Interpret phased (haplotype) data
The sequencing companies aren't generating haplotype information from individual genomes, but someday they might, and there's no reason we can't start working on this now. Some haplotype information can be generated by combining data from trios: child and two parents. For example we can use NA19240, NA19238, NA19239 genome data. Even if sequencing companies never develop haplotypes for an individual genome, researchers/clinicians may sequence all three individuals and determine some haplotype information on their own.
We'd like to create a report that uses haplotype data to report which copy of a gene a variant is on and combines these in an intelligent manner. This is very important for interpretation -- many genetic diseases are recessive and are caused by a variety of different variants - currently these would show up as two heterozygous variants. If one is on each copy of the gene then you may have a problem, but if they are both on the same copy of the gene then the other copy should be fine.
An example from within the PGP: PGP1 (hu43860C) is heterozygous for SERPINA1-E366K and SERPINA1-E288V. As I understand it, these are considered somewhat pathogenic ("PiSZ" genotype) when one is on each gene. Perhaps they are always heterozygous, but we would like to see that they are indeed on different copies of the gene and not both in the same gene.

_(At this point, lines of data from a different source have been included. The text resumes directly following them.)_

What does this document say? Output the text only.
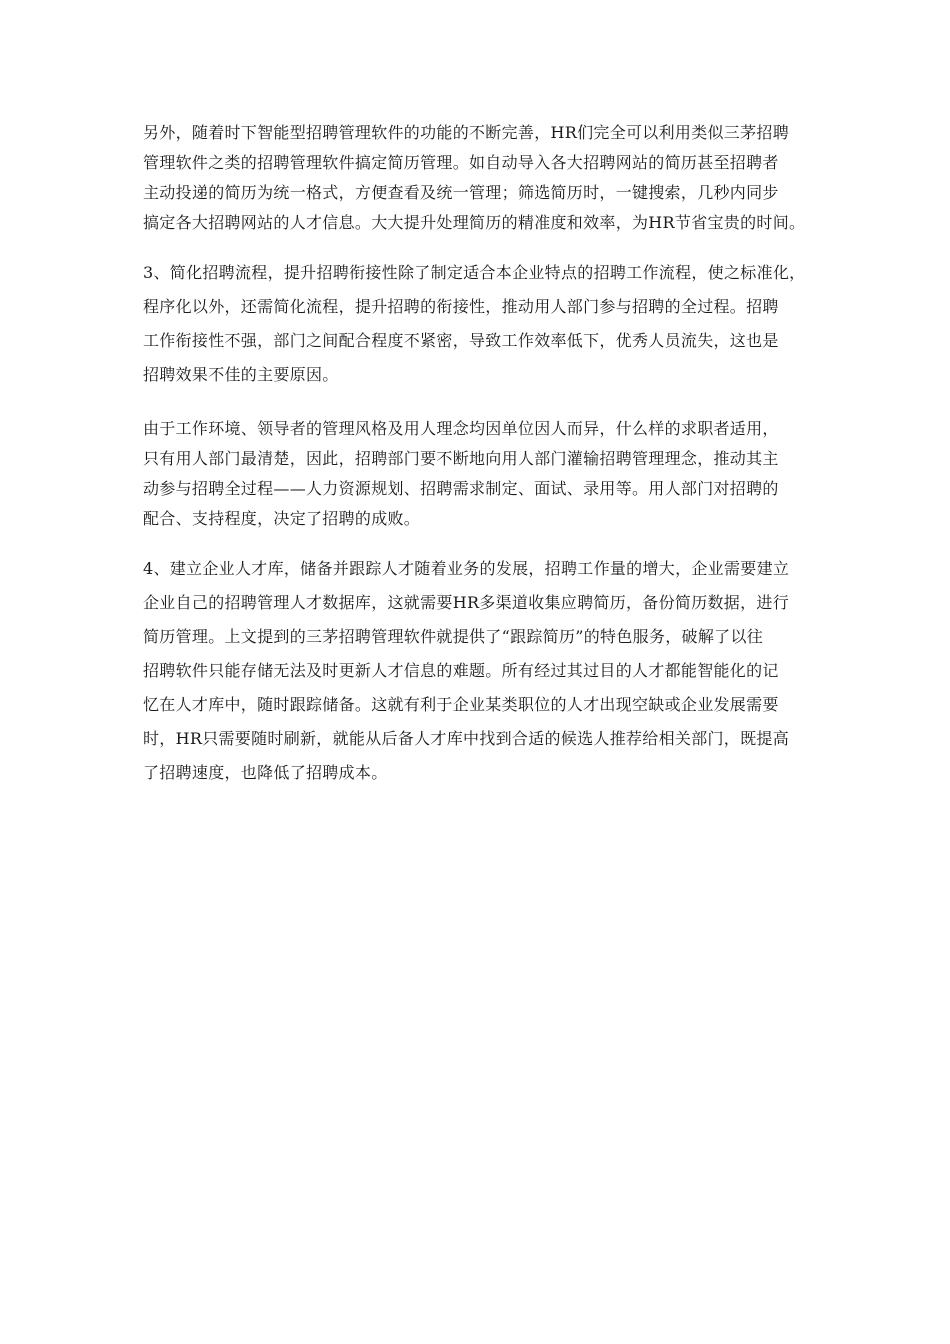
另外，随着时下智能型招聘管理软件的功能的不断完善，HR们完全可以利用类似三茅招聘
管理软件之类的招聘管理软件搞定简历管理。如自动导入各大招聘网站的简历甚至招聘者
主动投递的简历为统一格式，方便查看及统一管理；筛选简历时，一键搜索，几秒内同步
搞定各大招聘网站的人才信息。大大提升处理简历的精准度和效率，为HR节省宝贵的时间。

3、简化招聘流程，提升招聘衔接性除了制定适合本企业特点的招聘工作流程，使之标准化，
程序化以外，还需简化流程，提升招聘的衔接性，推动用人部门参与招聘的全过程。招聘
工作衔接性不强，部门之间配合程度不紧密，导致工作效率低下，优秀人员流失，这也是
招聘效果不佳的主要原因。

由于工作环境、领导者的管理风格及用人理念均因单位因人而异，什么样的求职者适用，
只有用人部门最清楚，因此，招聘部门要不断地向用人部门灌输招聘管理理念，推动其主
动参与招聘全过程——人力资源规划、招聘需求制定、面试、录用等。用人部门对招聘的
配合、支持程度，决定了招聘的成败。

4、建立企业人才库，储备并跟踪人才随着业务的发展，招聘工作量的增大，企业需要建立
企业自己的招聘管理人才数据库，这就需要HR多渠道收集应聘简历，备份简历数据，进行
简历管理。上文提到的三茅招聘管理软件就提供了“跟踪简历”的特色服务，破解了以往
招聘软件只能存储无法及时更新人才信息的难题。所有经过其过目的人才都能智能化的记
忆在人才库中，随时跟踪储备。这就有利于企业某类职位的人才出现空缺或企业发展需要
时，HR只需要随时刷新，就能从后备人才库中找到合适的候选人推荐给相关部门，既提高
了招聘速度，也降低了招聘成本。
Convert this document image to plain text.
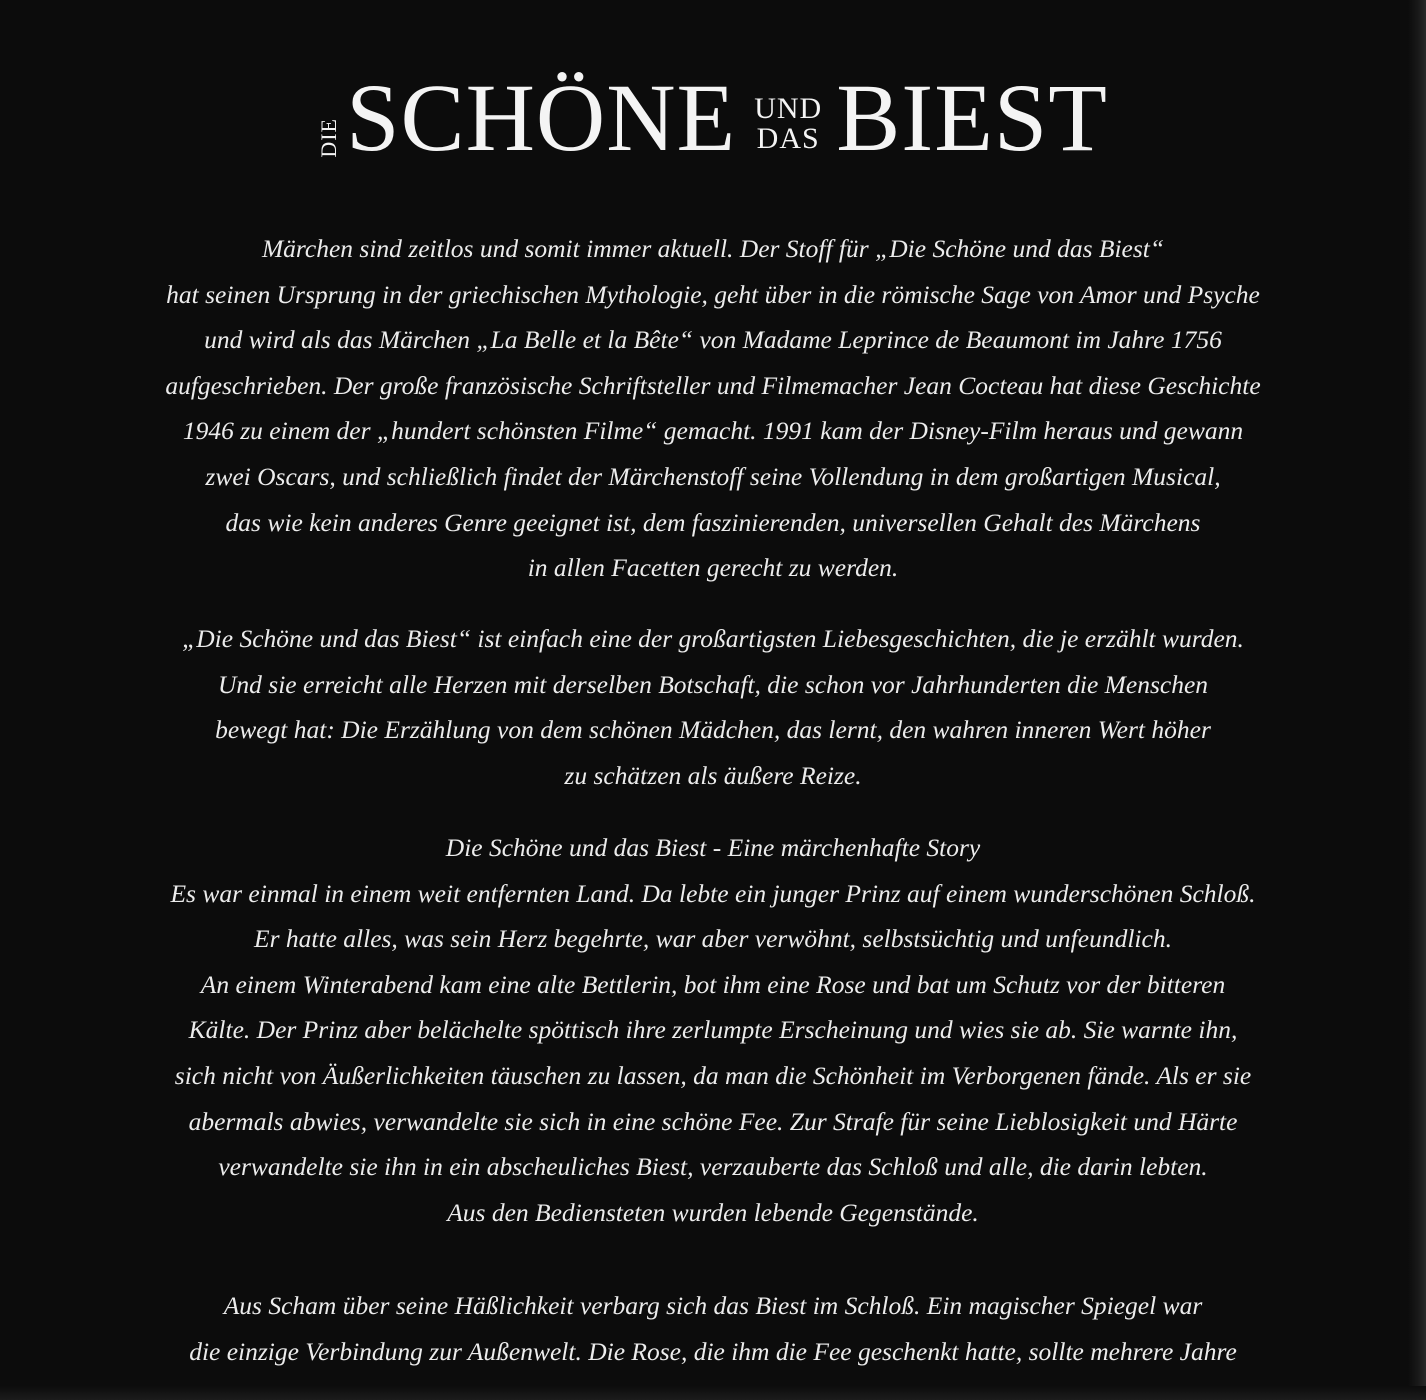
DIE SCHÖNE UND
DAS BIEST
Märchen sind zeitlos und somit immer aktuell. Der Stoff für „Die Schöne und das Biest“
hat seinen Ursprung in der griechischen Mythologie, geht über in die römische Sage von Amor und Psyche
und wird als das Märchen „La Belle et la Bête“ von Madame Leprince de Beaumont im Jahre 1756
aufgeschrieben. Der große französische Schriftsteller und Filmemacher Jean Cocteau hat diese Geschichte
1946 zu einem der „hundert schönsten Filme“ gemacht. 1991 kam der Disney-Film heraus und gewann
zwei Oscars, und schließlich findet der Märchenstoff seine Vollendung in dem großartigen Musical,
das wie kein anderes Genre geeignet ist, dem faszinierenden, universellen Gehalt des Märchens
in allen Facetten gerecht zu werden.
„Die Schöne und das Biest“ ist einfach eine der großartigsten Liebesgeschichten, die je erzählt wurden.
Und sie erreicht alle Herzen mit derselben Botschaft, die schon vor Jahrhunderten die Menschen
bewegt hat: Die Erzählung von dem schönen Mädchen, das lernt, den wahren inneren Wert höher
zu schätzen als äußere Reize.
Die Schöne und das Biest - Eine märchenhafte Story
Es war einmal in einem weit entfernten Land. Da lebte ein junger Prinz auf einem wunderschönen Schloß.
Er hatte alles, was sein Herz begehrte, war aber verwöhnt, selbstsüchtig und unfeundlich.
An einem Winterabend kam eine alte Bettlerin, bot ihm eine Rose und bat um Schutz vor der bitteren
Kälte. Der Prinz aber belächelte spöttisch ihre zerlumpte Erscheinung und wies sie ab. Sie warnte ihn,
sich nicht von Äußerlichkeiten täuschen zu lassen, da man die Schönheit im Verborgenen fände. Als er sie
abermals abwies, verwandelte sie sich in eine schöne Fee. Zur Strafe für seine Lieblosigkeit und Härte
verwandelte sie ihn in ein abscheuliches Biest, verzauberte das Schloß und alle, die darin lebten.
Aus den Bediensteten wurden lebende Gegenstände.
Aus Scham über seine Häßlichkeit verbarg sich das Biest im Schloß. Ein magischer Spiegel war
die einzige Verbindung zur Außenwelt. Die Rose, die ihm die Fee geschenkt hatte, sollte mehrere Jahre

#3 Updated by Madeleine Ball almost 8 years ago
Evan Maxwell (emaxwell) has added a python module for phasing of trio data commit: https://github.com/madprime/get-evidence/commit/fed5761e
All we need is to add some boxes in the php side where genomes are uploaded to finish it all -- the processing step checks if there's a metadata file in the source directory and, if so, reads it and checks for shasums that identify two parent genomes to send to the trio phasing module.